27 Eylül 2015 Pazar

INTERSTELLAR ( YILDIZLARARASI )

Dünyaca ünlü fizikçi Kip Thorne' nun yapımcılığında, en yetenekli yönetmenlerden Christopher Nolan imzalı film, ilk izlediğimde çokda anlamadığım, quantum, Einstein, fizik, kütle çekimi, solucan deliği, 5. boyut, İzafiyet Teorisi kavramlarında kaybolduğum fakat diğer yanda dramatik temellere oturtulmuş, özünde aile kavramını, aşkı, özlemi, sadakati, cesareti ve zamanın acımasızlığını da anlatmaya çalışan bir hikaye. Film dediğin tamda böyle olmalı, hemen anlaşılmamalı, seni araştırmaya ve sorgulamaya itmeli, üzerinde konuşulmalı ve sarsmalı!

Müziklerini Hans Zimmer' in döktürdüğü, kim ne derse de bugüne kadar çekilmiş en tutarlı, en gerçekçi bilim kurgu filmlerinden. Başroldeki Matthew Mcconaughey' in uzay yolculuğu dönüşünde kendine 2-3 yıl geçmişken kızının 90 yaşında ve ölüm döşeğinde olması en dramatik sahne. Diğer filmlerde alışılmış tehdit, üstünlük, iyiler-kötüler, rehin tutma gibi ögelerin değil tamamen bilimsel bir durumun olması ve filmin dalında eğitimli insanların arasında çok az kelime ve anlatımlarla ilerlemesi aklıma gelen detaylar.

Dünyanın yavaş yavaş öldüğü gerçeğiyle beraber, Karadelikleri Einstein' ın Görelilik Teorisi' ne uygun görselleştiren ilk yapım olması yanında film, insanoğlunun mevcut biyolojik durumuyla evrenin herhangi bir noktasını keşfetmesinin mümkün olamayacağını oldukça naif bir dille anlatmıştır.
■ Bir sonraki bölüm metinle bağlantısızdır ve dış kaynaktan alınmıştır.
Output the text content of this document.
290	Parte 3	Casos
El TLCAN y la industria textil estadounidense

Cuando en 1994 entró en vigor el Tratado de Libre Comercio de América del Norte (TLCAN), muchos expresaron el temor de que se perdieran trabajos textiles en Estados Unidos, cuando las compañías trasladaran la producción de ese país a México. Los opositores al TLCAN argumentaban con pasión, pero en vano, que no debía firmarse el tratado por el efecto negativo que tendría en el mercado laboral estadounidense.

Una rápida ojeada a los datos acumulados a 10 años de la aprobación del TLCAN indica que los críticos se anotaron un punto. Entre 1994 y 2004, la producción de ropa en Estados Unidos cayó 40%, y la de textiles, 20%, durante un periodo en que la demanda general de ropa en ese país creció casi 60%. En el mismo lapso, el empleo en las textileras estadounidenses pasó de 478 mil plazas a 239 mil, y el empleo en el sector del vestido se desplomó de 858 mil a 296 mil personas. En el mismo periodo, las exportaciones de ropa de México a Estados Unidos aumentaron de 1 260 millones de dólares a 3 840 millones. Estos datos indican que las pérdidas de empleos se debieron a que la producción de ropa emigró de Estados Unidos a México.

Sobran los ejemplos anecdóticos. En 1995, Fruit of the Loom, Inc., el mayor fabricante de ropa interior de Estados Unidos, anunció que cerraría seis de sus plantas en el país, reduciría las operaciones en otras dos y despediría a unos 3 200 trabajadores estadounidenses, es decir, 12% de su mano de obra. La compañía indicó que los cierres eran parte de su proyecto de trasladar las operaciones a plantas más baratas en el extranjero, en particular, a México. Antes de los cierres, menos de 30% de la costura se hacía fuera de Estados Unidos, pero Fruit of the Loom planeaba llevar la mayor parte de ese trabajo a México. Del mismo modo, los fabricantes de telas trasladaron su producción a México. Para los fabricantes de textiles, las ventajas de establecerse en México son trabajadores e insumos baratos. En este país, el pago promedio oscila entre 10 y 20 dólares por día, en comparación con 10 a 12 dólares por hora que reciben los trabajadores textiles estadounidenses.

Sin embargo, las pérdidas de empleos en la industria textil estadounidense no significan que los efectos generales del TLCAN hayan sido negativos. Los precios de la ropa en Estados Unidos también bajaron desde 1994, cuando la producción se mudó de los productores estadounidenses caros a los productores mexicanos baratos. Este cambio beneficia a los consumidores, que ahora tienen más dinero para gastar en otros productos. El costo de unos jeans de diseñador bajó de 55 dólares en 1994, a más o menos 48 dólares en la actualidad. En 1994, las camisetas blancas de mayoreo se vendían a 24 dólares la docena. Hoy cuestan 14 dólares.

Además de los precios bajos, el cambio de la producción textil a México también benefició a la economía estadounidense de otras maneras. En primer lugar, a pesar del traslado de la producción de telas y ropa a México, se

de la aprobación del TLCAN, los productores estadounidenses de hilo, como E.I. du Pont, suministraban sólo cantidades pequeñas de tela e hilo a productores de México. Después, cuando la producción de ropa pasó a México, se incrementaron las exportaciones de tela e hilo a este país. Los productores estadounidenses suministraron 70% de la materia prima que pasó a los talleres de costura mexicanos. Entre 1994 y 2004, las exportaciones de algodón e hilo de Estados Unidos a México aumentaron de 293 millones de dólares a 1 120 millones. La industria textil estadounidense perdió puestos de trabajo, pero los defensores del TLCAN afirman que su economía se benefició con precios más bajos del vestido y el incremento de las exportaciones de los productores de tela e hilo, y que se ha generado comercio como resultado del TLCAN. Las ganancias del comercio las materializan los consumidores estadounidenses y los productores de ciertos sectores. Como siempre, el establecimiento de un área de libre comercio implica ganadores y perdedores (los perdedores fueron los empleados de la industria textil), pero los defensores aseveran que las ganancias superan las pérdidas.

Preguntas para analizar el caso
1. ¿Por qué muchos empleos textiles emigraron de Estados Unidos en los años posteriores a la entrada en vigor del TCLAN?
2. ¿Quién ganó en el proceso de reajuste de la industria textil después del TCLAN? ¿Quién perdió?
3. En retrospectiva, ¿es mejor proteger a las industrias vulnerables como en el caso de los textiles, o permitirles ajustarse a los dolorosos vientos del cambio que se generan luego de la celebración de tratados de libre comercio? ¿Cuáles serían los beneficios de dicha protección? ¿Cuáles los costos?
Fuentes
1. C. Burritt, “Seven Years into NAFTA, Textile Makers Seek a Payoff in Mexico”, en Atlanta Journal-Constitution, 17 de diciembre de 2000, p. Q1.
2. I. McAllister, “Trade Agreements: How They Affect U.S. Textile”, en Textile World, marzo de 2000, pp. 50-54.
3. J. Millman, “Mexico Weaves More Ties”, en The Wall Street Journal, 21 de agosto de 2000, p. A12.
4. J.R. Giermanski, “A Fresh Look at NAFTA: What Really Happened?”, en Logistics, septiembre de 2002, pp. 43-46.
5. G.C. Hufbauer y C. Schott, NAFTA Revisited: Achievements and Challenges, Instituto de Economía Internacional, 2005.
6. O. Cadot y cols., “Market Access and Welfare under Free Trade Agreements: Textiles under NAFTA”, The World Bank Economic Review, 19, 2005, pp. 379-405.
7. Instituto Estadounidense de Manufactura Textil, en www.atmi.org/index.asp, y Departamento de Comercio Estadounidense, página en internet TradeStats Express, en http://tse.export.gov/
Yani evreni keşif yolculuğunda acıkan, duygusal davranışlar sergileyen, zaruri ihtiyaçları olan, bazen kalbinin sesini dinleyebilen insanın maalesef yeri yok. Öyleyse insanoğlu olarak ya artık kendi evrimimize şekil verip rotamızı çizeceğiz ya da evrim basamağında yer alıp dünyaya ve limitleri oldukça kısıtlı olan vücudumuza hapsolacağız.